Originally, Fish was going to be a poseable muppet-like puppet, with rods to pose her. However, I went into making her without planning anything, and after three days, a LOT of tin foil, and two old shirts, I had a totally rigid and unmoveable doll. Plan B was to take a ton of photos (I think it ended up being about 600) from different angles, and photoshop elements taken from these together to have a fully posed figure. I only used this when Fish is underwater, to try and represent that strange, submerged feeling where only what’s directly in front of you seems real and everything above the water is almost in another world. The Fish doll is also a little uncanny, and I think it worked pretty nicely to make the panel where she begins to drown more visually uncomfortable than it would if it were drawn.
Vending machine
After Fish is rejected from her near-death experience in the pool, she leaves and experiences something we all do; that after-swim hunger that can only be fixed with crisps.
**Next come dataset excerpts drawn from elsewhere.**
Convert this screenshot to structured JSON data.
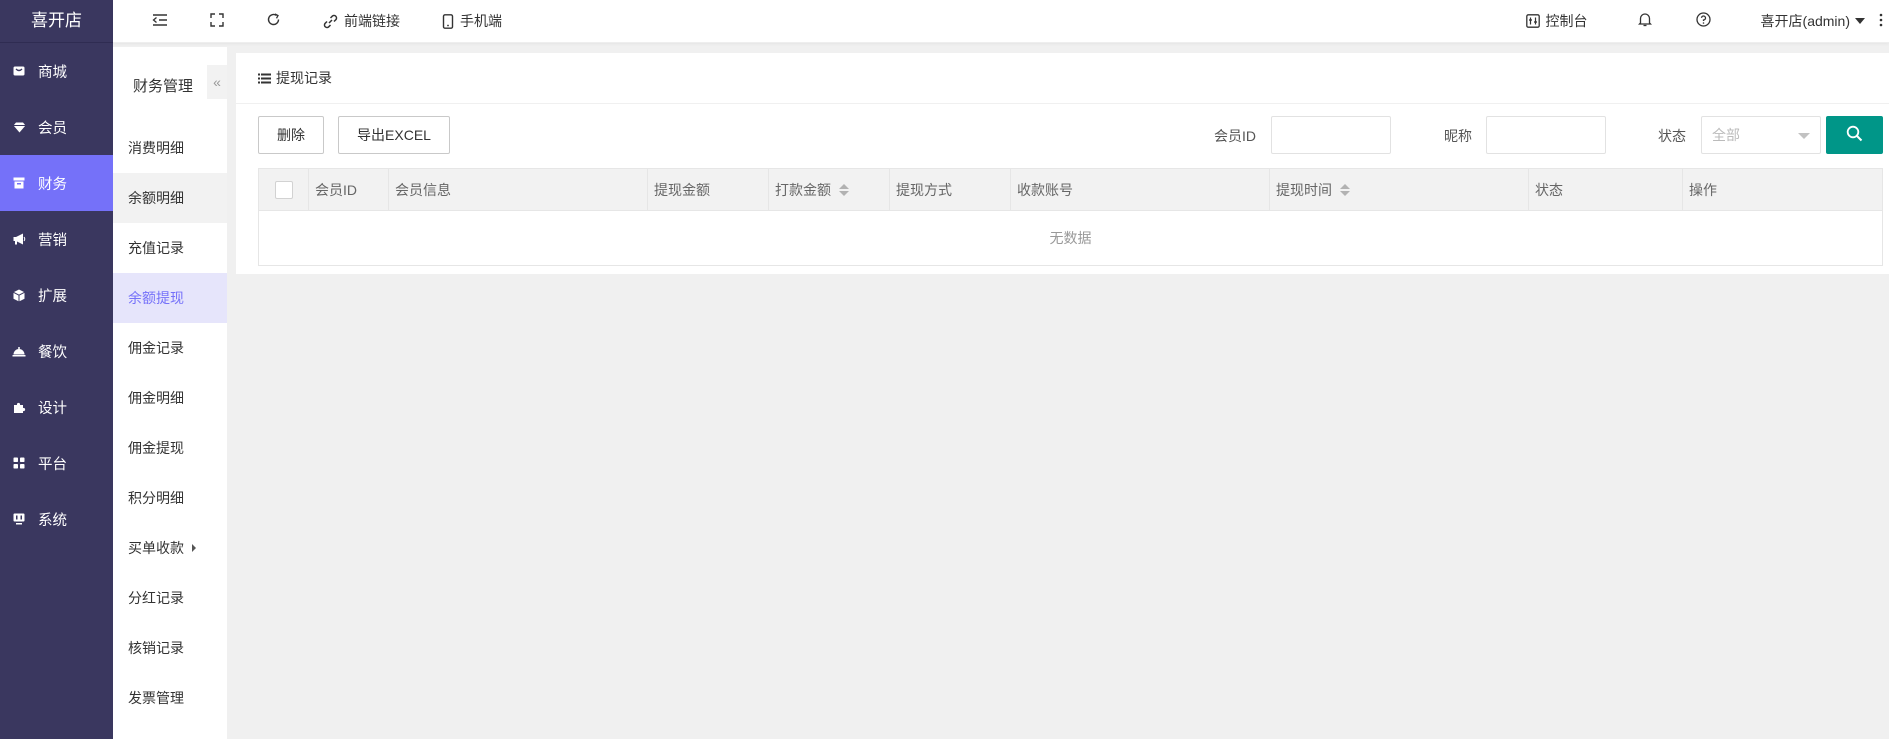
{
  "app": {
    "logo": "喜开店"
  },
  "sidebar": {
    "items": [
      {
        "label": "商城",
        "icon": "shop-icon"
      },
      {
        "label": "会员",
        "icon": "gem-icon"
      },
      {
        "label": "财务",
        "icon": "finance-icon",
        "active": true
      },
      {
        "label": "营销",
        "icon": "megaphone-icon"
      },
      {
        "label": "扩展",
        "icon": "cube-icon"
      },
      {
        "label": "餐饮",
        "icon": "dining-icon"
      },
      {
        "label": "设计",
        "icon": "puzzle-icon"
      },
      {
        "label": "平台",
        "icon": "grid-icon"
      },
      {
        "label": "系统",
        "icon": "monitor-icon"
      }
    ],
    "active_color": "#7571f9",
    "bg_color": "#3a375f"
  },
  "submenu": {
    "title": "财务管理",
    "collapse_label": "«",
    "items": [
      {
        "label": "消费明细"
      },
      {
        "label": "余额明细"
      },
      {
        "label": "充值记录"
      },
      {
        "label": "余额提现"
      },
      {
        "label": "佣金记录"
      },
      {
        "label": "佣金明细"
      },
      {
        "label": "佣金提现"
      },
      {
        "label": "积分明细"
      },
      {
        "label": "买单收款"
      },
      {
        "label": "分红记录"
      },
      {
        "label": "核销记录"
      },
      {
        "label": "发票管理"
      }
    ]
  },
  "topbar": {
    "frontend_link": "前端链接",
    "mobile": "手机端",
    "console": "控制台",
    "user": "喜开店(admin)"
  },
  "panel": {
    "title": "提现记录",
    "delete_label": "删除",
    "export_label": "导出EXCEL",
    "filter_member_id_label": "会员ID",
    "filter_nickname_label": "昵称",
    "filter_status_label": "状态",
    "filter_status_value": "全部",
    "search_color": "#009688"
  },
  "table": {
    "columns": [
      "会员ID",
      "会员信息",
      "提现金额",
      "打款金额",
      "提现方式",
      "收款账号",
      "提现时间",
      "状态",
      "操作"
    ],
    "empty_text": "无数据"
  }
}
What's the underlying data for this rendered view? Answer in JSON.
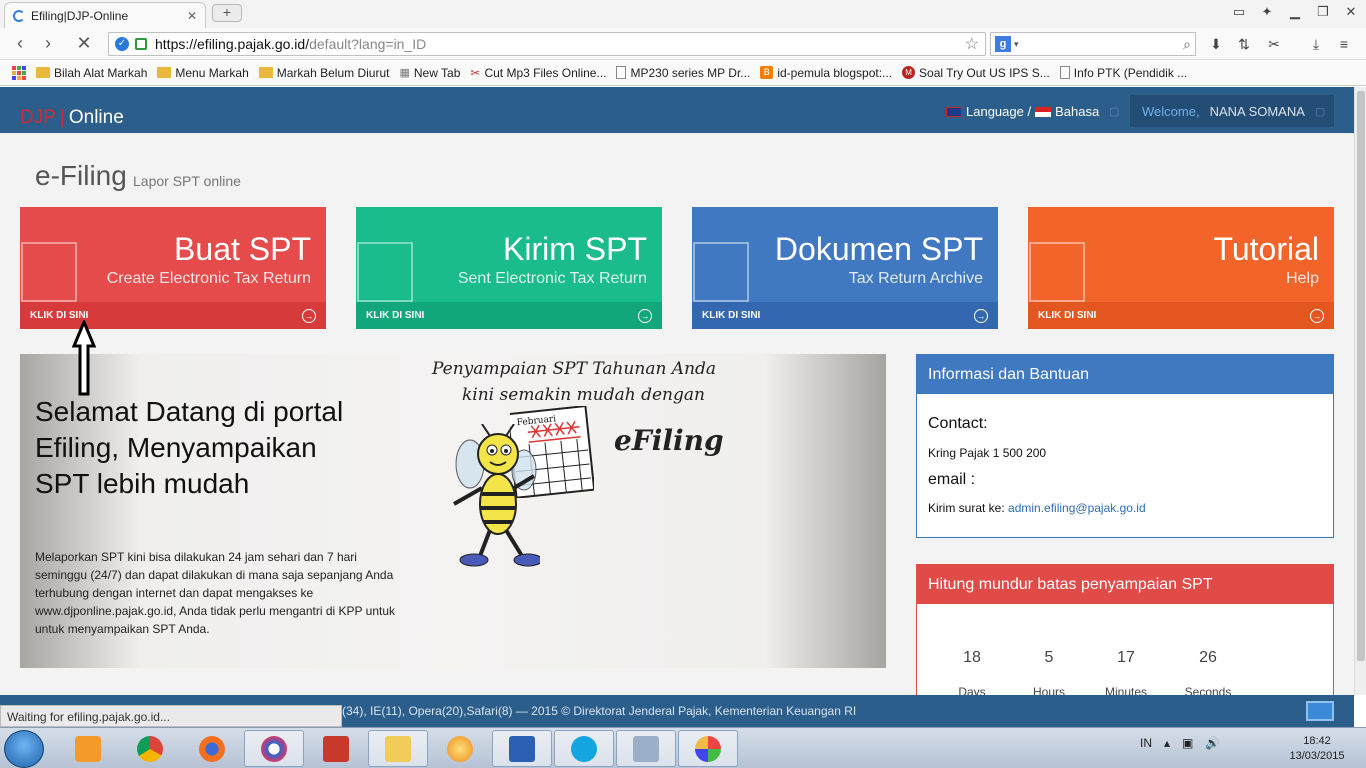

I wanted to put this in, but also needed to lean towards the self-reflective ending where Fish chooses to accept that this time was a failure, but it didn’t mean that she couldn’t try again in the future. I thought it would be funny to let Fish have her literal ‘self-reflection’ moment in the vending machine glass, and it ended up working perfectly for the shift in tones that happens at the end of the book. When she is looking in the glass, Fish is feeling defeated and upset, even going as far as to question is she’s really a fish at all. The action of the crisps falling out of the machine and interrupting her thoughts allows the attitude to naturally shift to something more positive as she leaves the pool. We all know that eating after swimming gets rid of that horrible sick feeling you sometimes get, and it does the same here, just for Fish’s emotions. Crisps can fix anything. That’s solid life advice right there.